Emeka Nwankwo: Waiting only yields benefits for Florida native
Jack Hefferon | Thursday, November 11, 2010
“Good things come to those who wait” may be an overused cliché, but overused clichés are often overused for a reason: they are true.
Senior defensive end Emeka Nwankwo can certainly argue for the validity of that phrase, after waiting in the wings several times in his career before stepping into the spotlight, with success.
Nwankwo was a four-star recruit out of Miami Beach, Fla., who was named all-state twice at offensive line at Chaminade-Madonna Prep. But when it came time to commit to a college, he faced a difficult decision.
“At the end of the whole process, it was either going to be Notre Dame or Florida,” Nwankwo said. “I felt that I needed to get out of Florida, so I thought Notre Dame was my best option.”
Once he arrived on campus, Nwankwo had to accept several important changes in his life. While he transitioned from life at home to more independence on campus, he also had to transition from offensive line to defensive tackle on the football field.

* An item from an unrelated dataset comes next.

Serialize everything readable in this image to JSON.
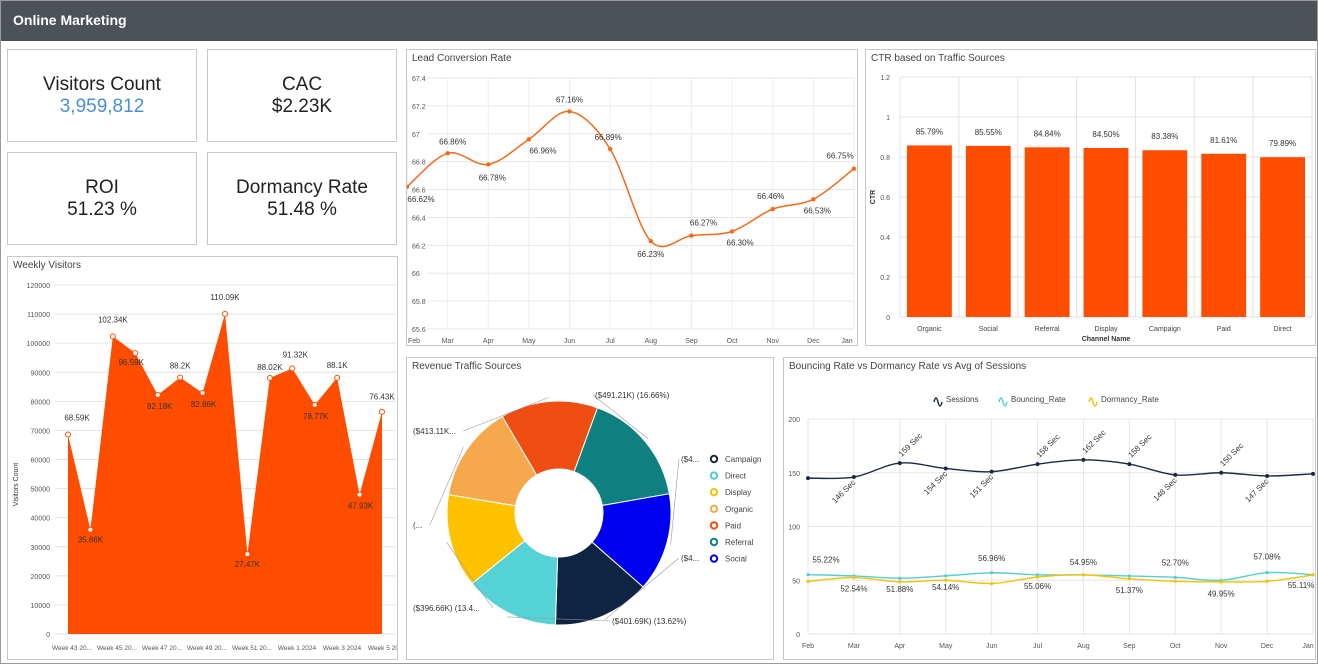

“Going away from home for the first time and being on your own was different, almost surreal. It was a lot of fun though, too,” Nwankwo said. “As far as football goes, the transition to defense wasn’t too difficult. I played defensive line in high school, so I was able to step right in day one.”
He was also helped in this transition by some older players with whom he developed a close relationship early in his Notre Dame career.
“Older guys like [defensive lineman] Trevor Laws, [linebacker] Maurice Crum, and [tight end] John Carlson really showed me the way things were done, and how to go about your business,” Nwankwo said.
After mostly working with the scout team and slowly climbing the depth chart in his freshman year, Nwankwo was able to bust into the gameday rotation his sophomore year.
“It was nice to start to get noticed, and the coaches start to get at you a bit more,” he said.
That year was Nwankwo’s breakout year of sorts, as he played in seven games, and had two tackles. More promising, though was that he saw action in five of the final six games, and his stock seemed to be rising. But during his junior season last year, Nwankwo seemed to get lost in the depth chart, and did not play a snap during the season. Once again, Nwankwo was forced to lie in wait, and the experience was frustrating.
“That was by far my worst year here,” Nwankwo said.
Nwankwo persevered, though, and now is playing the biggest role of his career in what has become a redemptive season for him.
“This year has been my best year here. I’ve really enjoyed it,” said Nwankwo, who has played in five games and has three tackles on the season.
Part of the reason that this year has been so enjoyable for him is all of the fun he has off the field, especially with his friends on the team, Nwankwo said.
“A lot of the guys on the team are really close … [Senior running back] Armando Allen, he’s my little brother,” Nwankwo said. “And [junior nose tackle] Brandon Newman, he’s the clown of the whole team. No doubt I’ll be friends with those guys for life.”
Nwankwo and his teammates are always up for some friendly competition, as well.
“I’m the current Notre Dame Madden king, I’m pretty much unstoppable,” he said. “I’ve got the best car on campus, too.”
Now that his senior year is coming to a close, Nwankwo has begun to look back and reflect on his time here.
“I’ll take a lot from these four years: family, brotherhood, and some good memories. Now that I think about it, I’m really going to miss this place.”
But while it may seem to be the end of Nwankwo’s Notre Dame career, he has not yet ruled out returning for a fifth season of eligibility.
“I might come back next season, but there’s a whole lot of other options,” he said. “It’s really up in the air right now.”
Regardless of his plans for next year, Nwankwo will graduate this spring with a degree in Psychology, although he has plans in a different field.
“My family has been really supportive, but football doesn’t mean that much to my parents, since they grew up in Nigeria. To them, the most important thing is getting that degree, and I got it,” he said. “I really want to go back for grad school, though, and get my MBA. Eventually, I plan to be in the business world.”
Like so many other things for Nwankwo, future success is just a matter of time.